A Stalinist show trial was held on May 21 by the Permanent Subcommittee on Investigations of the U.S. Senate Homeland Security and Government Affairs Committee.  Their aim was to investigate “how individual and corporate taxpayers are shifting billions of dollars offshore to avoid U.S. taxes.”  In the dock that day, Apple CEO Tim Cook found himself answering to the likes of Senators Carl Levin (D-UAW) and John McCain (R-Border-Free Utopia) for his company’s alleged crimes against the regime.  Like every other taxpaying entity, Apple has a legal obligation to obey American tax laws.  And while tax evasion will land you in jail, tax avoidance remains legal.

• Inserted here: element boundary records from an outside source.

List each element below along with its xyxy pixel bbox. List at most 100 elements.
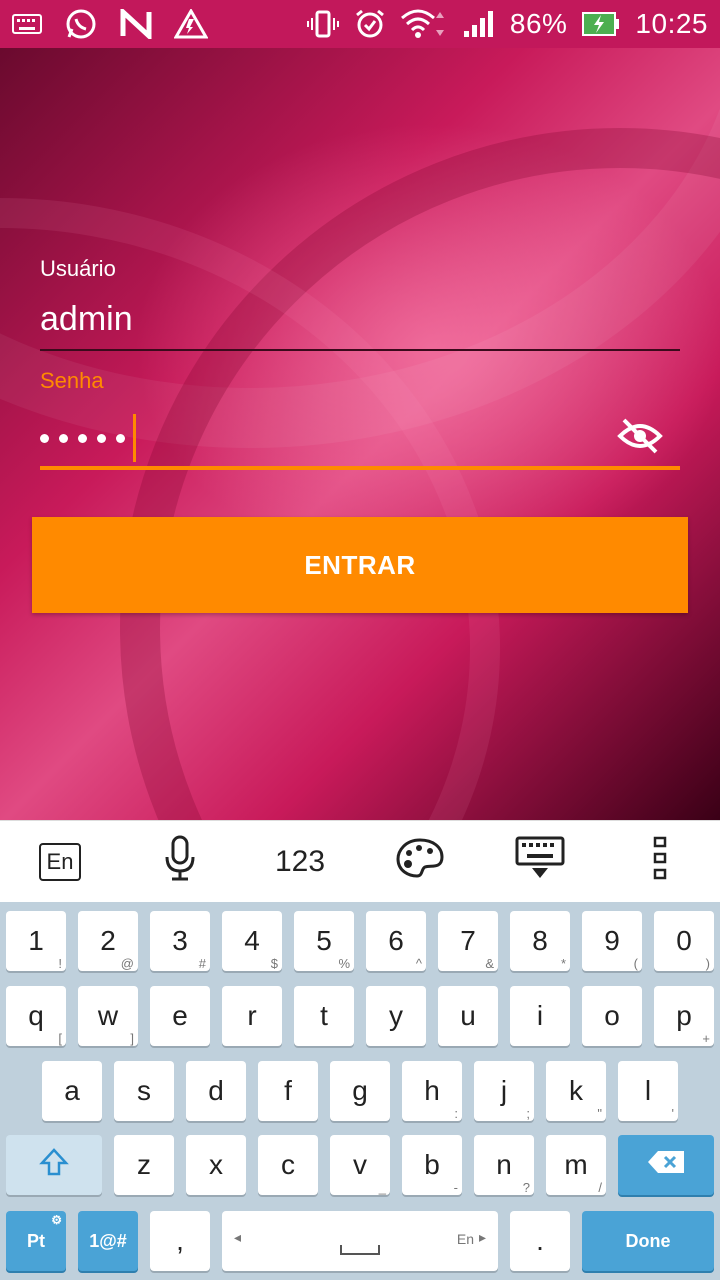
more-options-button[interactable]	[610, 832, 710, 892]
key-2[interactable]: 2 @	[78, 911, 138, 971]
password-underline	[40, 466, 680, 470]
key-label: 7	[460, 925, 476, 956]
space-left-arrow-icon: ◂	[234, 1229, 242, 1245]
key-secondary-label: +	[702, 1031, 710, 1046]
key-label: g	[352, 1075, 368, 1106]
key-8[interactable]: 8 *	[510, 911, 570, 971]
key-h[interactable]: h:	[402, 1061, 462, 1121]
key-o[interactable]: o	[582, 986, 642, 1046]
key-secondary-label: $	[270, 956, 278, 971]
key-label: w	[97, 1000, 119, 1031]
key-secondary-label: :	[454, 1106, 458, 1121]
shift-icon	[39, 1147, 69, 1184]
key-z[interactable]: z	[114, 1135, 174, 1195]
key-3[interactable]: 3 #	[150, 911, 210, 971]
numbers-button[interactable]: 123	[250, 832, 350, 892]
key-secondary-label: &	[485, 956, 494, 971]
battery-percent: 86%	[509, 8, 568, 39]
key-label: 4	[244, 925, 260, 956]
key-v[interactable]: v _	[330, 1135, 390, 1195]
key-label: m	[564, 1149, 588, 1180]
symbols-key[interactable]: 1@#	[78, 1211, 138, 1271]
key-label: 2	[100, 925, 116, 956]
hide-keyboard-button[interactable]	[490, 832, 590, 892]
key-d[interactable]: d	[186, 1061, 246, 1121]
wifi-icon	[400, 8, 448, 40]
key-q[interactable]: q[	[6, 986, 66, 1046]
password-dot	[40, 433, 49, 443]
microphone-button[interactable]	[130, 832, 230, 892]
username-input[interactable]: admin	[40, 300, 133, 339]
key-5[interactable]: 5%	[294, 911, 354, 971]
keyboard-toolbar: En 123	[0, 820, 720, 902]
space-right-arrow-icon: ▸	[478, 1229, 486, 1245]
key-label: j	[500, 1075, 508, 1106]
key-c[interactable]: c	[258, 1135, 318, 1195]
battery-charging-icon	[581, 10, 621, 38]
key-y[interactable]: y	[366, 986, 426, 1046]
key-label: q	[28, 1000, 44, 1031]
alarm-icon	[354, 8, 386, 40]
keyboard-icon	[12, 13, 42, 35]
space-key[interactable]: ◂ En ▸	[222, 1211, 498, 1271]
key-k[interactable]: k "	[546, 1061, 606, 1121]
theme-button[interactable]	[370, 832, 470, 892]
key-secondary-label: %	[338, 956, 350, 971]
login-button[interactable]: ENTRAR	[32, 517, 688, 613]
comma-key[interactable]: ,	[150, 1211, 210, 1271]
backspace-key[interactable]	[618, 1135, 714, 1195]
key-secondary-label: _	[378, 1180, 386, 1195]
key-s[interactable]: s	[114, 1061, 174, 1121]
key-label: c	[281, 1149, 295, 1180]
key-b[interactable]: b-	[402, 1135, 462, 1195]
key-l[interactable]: l '	[618, 1061, 678, 1121]
key-label: e	[172, 1000, 188, 1031]
key-label: i	[536, 1000, 544, 1031]
key-w[interactable]: w]	[78, 986, 138, 1046]
signal-icon	[462, 9, 496, 39]
key-g[interactable]: g	[330, 1061, 390, 1121]
period-key[interactable]: .	[510, 1211, 570, 1271]
key-label: v	[353, 1149, 367, 1180]
key-r[interactable]: r	[222, 986, 282, 1046]
language-button[interactable]: En	[10, 832, 110, 892]
key-label: f	[284, 1075, 292, 1106]
done-key[interactable]: Done	[582, 1211, 714, 1271]
language-switch-key[interactable]: Pt ⚙	[6, 1211, 66, 1271]
key-n[interactable]: n?	[474, 1135, 534, 1195]
key-label: l	[644, 1075, 652, 1106]
key-j[interactable]: j;	[474, 1061, 534, 1121]
key-7[interactable]: 7 &	[438, 911, 498, 971]
key-secondary-label: #	[198, 956, 206, 971]
username-label: Usuário	[40, 256, 116, 281]
space-bar-icon	[340, 1245, 380, 1255]
key-t[interactable]: t	[294, 986, 354, 1046]
key-label: 8	[532, 925, 548, 956]
key-x[interactable]: x	[186, 1135, 246, 1195]
password-input[interactable]	[40, 414, 136, 462]
key-9[interactable]: 9(	[582, 911, 642, 971]
key-secondary-label: [	[58, 1031, 62, 1046]
clock: 10:25	[635, 8, 708, 39]
key-secondary-label: /	[598, 1180, 602, 1195]
key-p[interactable]: p +	[654, 986, 714, 1046]
key-u[interactable]: u	[438, 986, 498, 1046]
password-dot	[97, 433, 106, 443]
key-6[interactable]: 6 ^	[366, 911, 426, 971]
key-1[interactable]: 1!	[6, 911, 66, 971]
login-screen: Usuário admin Senha ENTRAR	[0, 48, 720, 820]
key-e[interactable]: e	[150, 986, 210, 1046]
key-a[interactable]: a	[42, 1061, 102, 1121]
toggle-password-visibility-icon[interactable]	[616, 416, 664, 456]
key-i[interactable]: i	[510, 986, 570, 1046]
key-m[interactable]: m /	[546, 1135, 606, 1195]
key-label: 3	[172, 925, 188, 956]
key-secondary-label: -	[453, 1180, 458, 1195]
shift-key[interactable]	[6, 1135, 102, 1195]
key-4[interactable]: 4 $	[222, 911, 282, 971]
key-secondary-label: )	[705, 956, 710, 971]
vibrate-icon	[306, 9, 340, 39]
key-label: s	[137, 1075, 151, 1106]
key-f[interactable]: f	[258, 1061, 318, 1121]
key-0[interactable]: 0)	[654, 911, 714, 971]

Yet our feckless congressional leaders have suddenly decided to challenge the long-standing practice of tax avoidance.  The nation’s precarious federal finances have now put every taxpayer’s ability to minimize his tax bill at risk.  In its report, the subcommittee complained that “U.S. citizens and multinational corporations have exploited and, at times, abused or violated U.S. tax statutes,” including the use of “various complex structures and transactions to exploit taxloopholes [sic].”  The bipartisan panel has become concerned that the $16 trillion U.S. national debt—a product of the federal government’s last three decades of fiscal imprudence—will force “individual taxpayers and future generations” to make up the difference.  Those who can’t afford Apple’s crackerjack tax experts have yet another reason to brace themselves for higher tax rates and fewer deductions in coming years.

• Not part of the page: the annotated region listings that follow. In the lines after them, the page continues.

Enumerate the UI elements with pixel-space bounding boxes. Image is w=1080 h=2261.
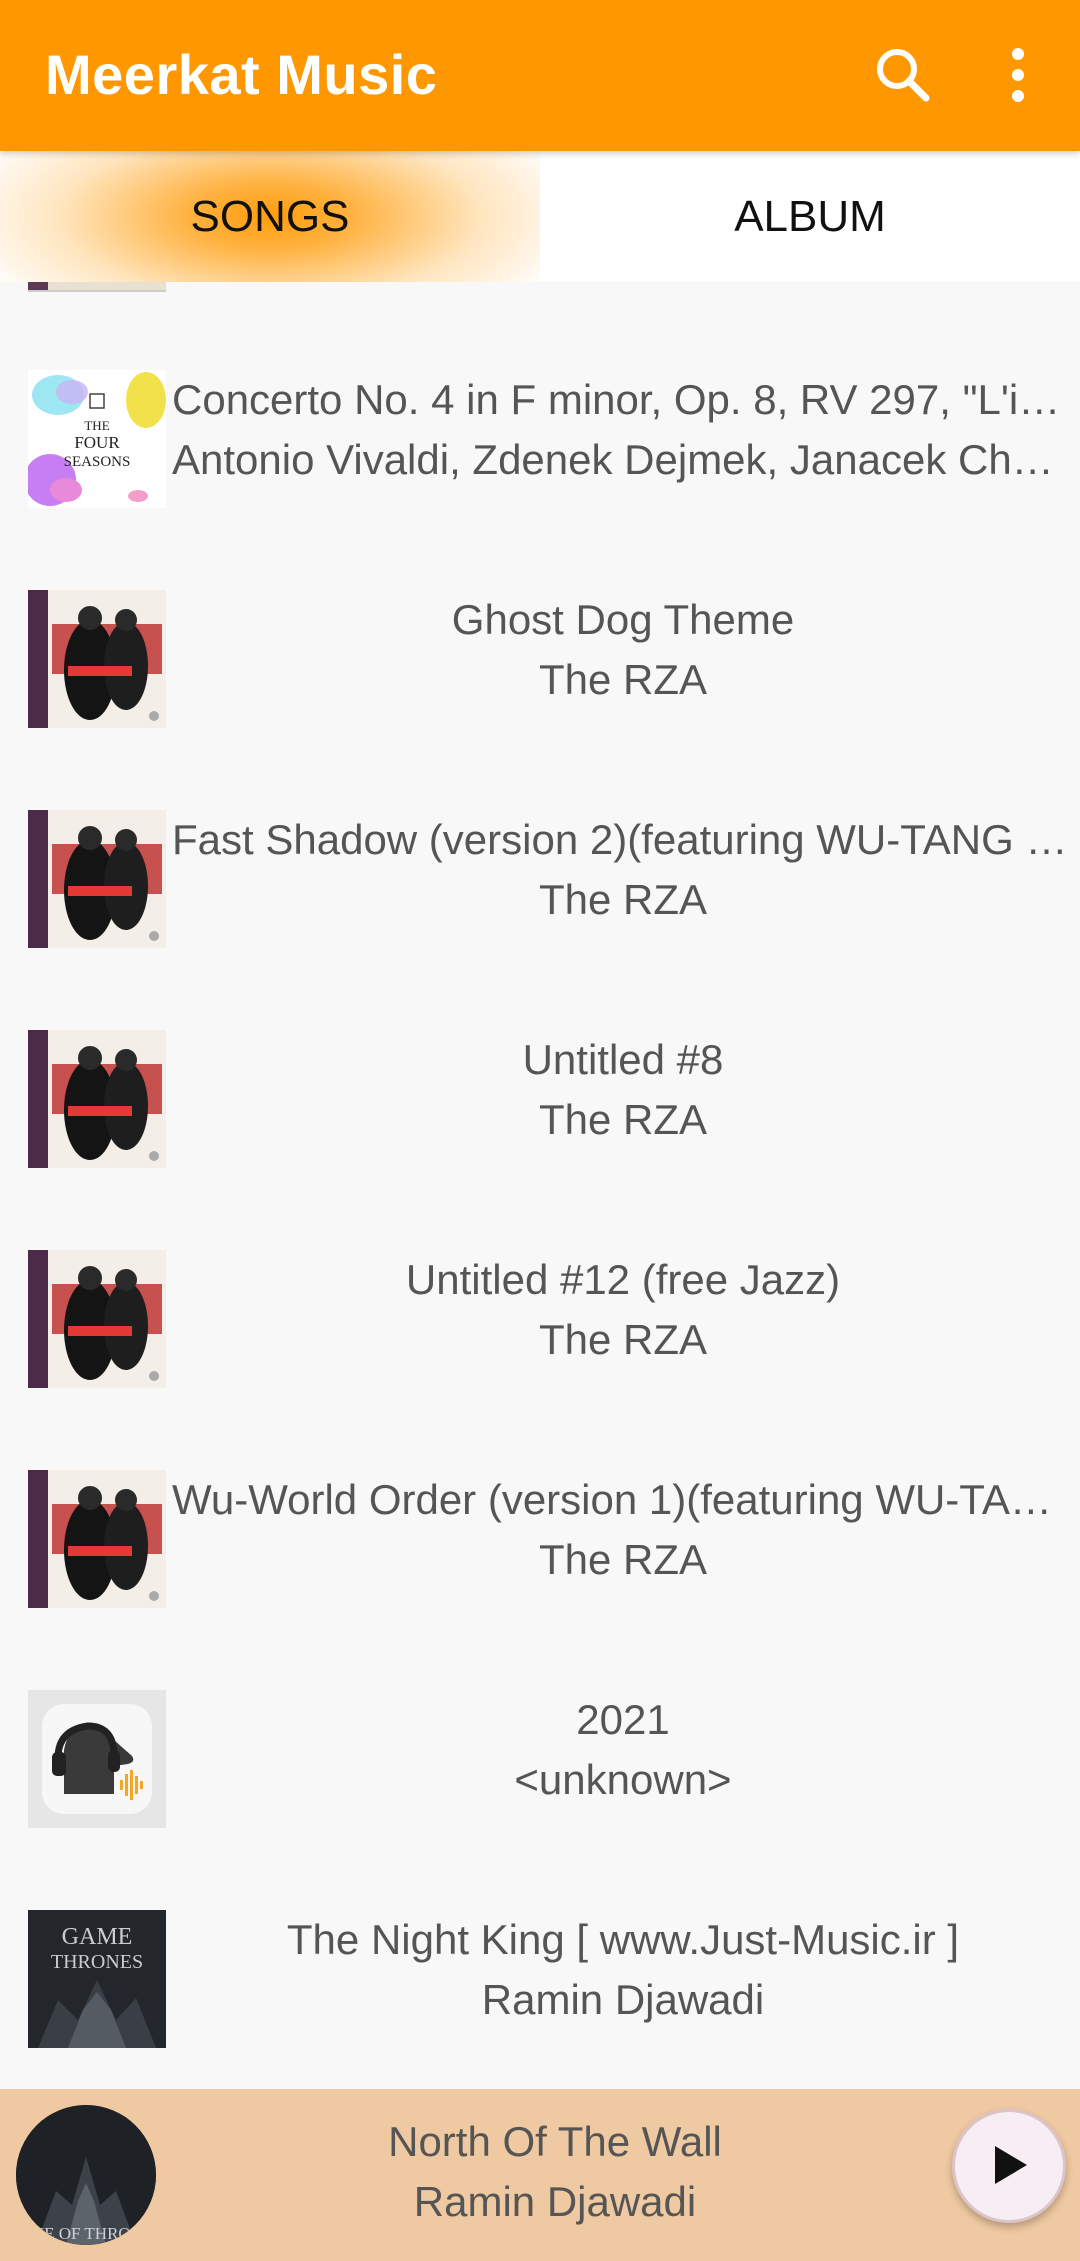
art-label: THRONES — [51, 1951, 143, 1973]
song-row[interactable]: Untitled #8 The RZA — [0, 1030, 1080, 1250]
song-title: Ghost Dog Theme — [451, 596, 795, 643]
song-texts: Untitled #8 The RZA — [166, 1030, 1080, 1150]
art-label: ME OF THRON — [29, 2224, 143, 2243]
art-label: GAME — [62, 1924, 133, 1950]
song-texts: Ghost Dog Theme The RZA — [166, 590, 1080, 710]
song-row[interactable]: Untitled #12 (free Jazz) The RZA — [0, 1250, 1080, 1470]
song-texts: The Night King [ www.Just-Music.ir ] Ram… — [166, 1910, 1080, 2030]
album-art: GAME THRONES — [28, 1910, 166, 2048]
now-playing-art: ME OF THRON — [16, 2105, 156, 2245]
song-title: Fast Shadow (version 2)(featuring WU-TAN… — [172, 816, 1080, 863]
song-title: Wu-World Order (version 1)(featuring WU-… — [172, 1476, 1080, 1523]
app-title: Meerkat Music — [45, 43, 438, 106]
album-art — [28, 282, 166, 292]
now-playing-title: North Of The Wall — [388, 2118, 722, 2165]
song-artist: Antonio Vivaldi, Zdenek Dejmek, Janacek … — [172, 436, 1080, 483]
album-art: THE FOUR SEASONS — [28, 370, 166, 508]
now-playing-bar[interactable]: ME OF THRON North Of The Wall Ramin Djaw… — [0, 2089, 1080, 2261]
song-texts: Untitled #12 (free Jazz) The RZA — [166, 1250, 1080, 1370]
song-title: The Night King [ www.Just-Music.ir ] — [286, 1916, 960, 1963]
play-button[interactable] — [952, 2109, 1066, 2223]
tab-bar: SONGS ALBUM — [0, 151, 1080, 282]
tab-album[interactable]: ALBUM — [540, 151, 1080, 282]
song-artist: The RZA — [538, 876, 708, 923]
song-list[interactable]: THE FOUR SEASONS Concerto No. 4 in F min… — [0, 282, 1080, 2089]
song-artist: The RZA — [538, 656, 708, 703]
play-icon — [995, 2146, 1027, 2184]
song-texts: 2021 <unknown> — [166, 1690, 1080, 1810]
album-art — [28, 1690, 166, 1828]
song-artist: The RZA — [538, 1316, 708, 1363]
song-row[interactable]: Ghost Dog Theme The RZA — [0, 590, 1080, 810]
album-art — [28, 1030, 166, 1168]
song-artist: The RZA — [538, 1536, 708, 1583]
search-icon[interactable] — [868, 40, 938, 110]
more-vert-icon[interactable] — [983, 40, 1053, 110]
song-row[interactable]: 2021 <unknown> — [0, 1690, 1080, 1910]
song-row[interactable]: GAME THRONES The Night King [ www.Just-M… — [0, 1910, 1080, 2089]
album-art — [28, 810, 166, 948]
song-title: 2021 — [576, 1696, 670, 1743]
now-playing-texts: North Of The Wall Ramin Djawadi — [160, 2112, 950, 2232]
art-label: FOUR — [74, 433, 120, 452]
song-texts: Concerto No. 4 in F minor, Op. 8, RV 297… — [166, 370, 1080, 490]
art-label: THE — [84, 418, 109, 433]
now-playing-artist: Ramin Djawadi — [413, 2178, 697, 2225]
album-art — [28, 590, 166, 728]
song-row[interactable]: THE FOUR SEASONS Concerto No. 4 in F min… — [0, 370, 1080, 590]
song-artist: Ramin Djawadi — [481, 1976, 765, 2023]
song-row[interactable]: Fast Shadow (version 2)(featuring WU-TAN… — [0, 810, 1080, 1030]
song-artist: The RZA — [538, 1096, 708, 1143]
album-art — [28, 1250, 166, 1388]
song-title: Concerto No. 4 in F minor, Op. 8, RV 297… — [172, 376, 1080, 423]
tab-songs[interactable]: SONGS — [0, 151, 540, 282]
art-label: SEASONS — [64, 454, 131, 470]
song-texts: Fast Shadow (version 2)(featuring WU-TAN… — [166, 810, 1080, 930]
song-row[interactable]: Wu-World Order (version 1)(featuring WU-… — [0, 1470, 1080, 1690]
app-bar: Meerkat Music — [0, 0, 1080, 151]
song-artist: <unknown> — [514, 1756, 732, 1803]
song-title: Untitled #12 (free Jazz) — [405, 1256, 841, 1303]
song-texts: Wu-World Order (version 1)(featuring WU-… — [166, 1470, 1080, 1590]
song-title: Untitled #8 — [522, 1036, 724, 1083]
album-art — [28, 1470, 166, 1608]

Cook testified that Apple paid more than $16 million daily to the U.S. Treasury in 2012, or roughly $6 billion total.  Unfortunately, for the few American corporations doing well despite the weak economy, the federal government’s appetite for others’ hard-earned cash has no limit.  Apple’s bulging income statement reminds Senator Levin of an All You Can Eat buffet.  The Michigan demagogue decried Apple’s perfectly legal tax strategy of recording European revenues in an Irish affiliate, “Where [profits] are not available to the American tax man.”  Levin conveniently overlooked the 39.1-percent combined state and federal statutory tax rate applicable to Apple’s net income, the highest such rate in the developed world.  Apple’s 14-percent effective tax rate for 2012 equaled that of its primary competitor, Samsung, but only after wielding its legal Irish shield against the U.S. government’s avaricious grasp.

Only an American legislator could puzzle at Apple’s desire to keep roughly $102 billion of its $150 billion cash hoard overseas.  The tax penalty on repatriated earnings rules out investment options for Apple that would also jibe with America’s economic national interest.  The construction of an Apple manufacturing plant in Detroit or Flint, as opposed to Taiyuan or Shenzhen, will only occur after Apple stuffs sufficient payola into Senator Levin’s reelection-campaign chest.

Rand Paul, the lone dissenter at the hearing, took Levin and the other senatorial shakedown artists to task.  Paul first asked the assembled committee members who among them didn’t seek to minimize his own taxes legally.  The junior senator from Kentucky then had the temerity to demand as a follow-up, “Tell me what Apple has done illegally,” before he reminded the inquisitors of Congress’s responsibility in the creation of a “bizarre and byzantine tax code . . . that simply doesn’t compete with the rest of the world.”  Republican John McCain, whose fealty to Democrat Carl Levin apparently outweighs his duty to the millions of American taxpayers who have paid his salary for over four decades, leapt to Levin’s defense.  The Arizona gerontocrat upbraided Paul, not just for injecting reality into the Kafkaesque farce, but even more so for exposing Congress’s culpability in damaging the American economic national interest through tax-code chicanery.

Corporate executives like Apple’s Tim Cook have a fiduciary duty to increase their shareholders’ investment.  Megalomaniacs like Senators McCain and Levin will forever strive to increase their power at corporate America’s expense.  And now a massive arms race of complexity, with the tax code as the battleground, threatens to drive U.S. corporations even further offshore.  Such unpatriotic opportunism will not surprise those who scoffed at the Supreme Court’s recent opinion equating corporations with people.  But Wendell Berry’s definition of a corporation as “a big pile of money . . . whose sole reason for existence is to get bigger” best explains the cat and mouse games being played between these amoral business entities and their immoral statist persecutors.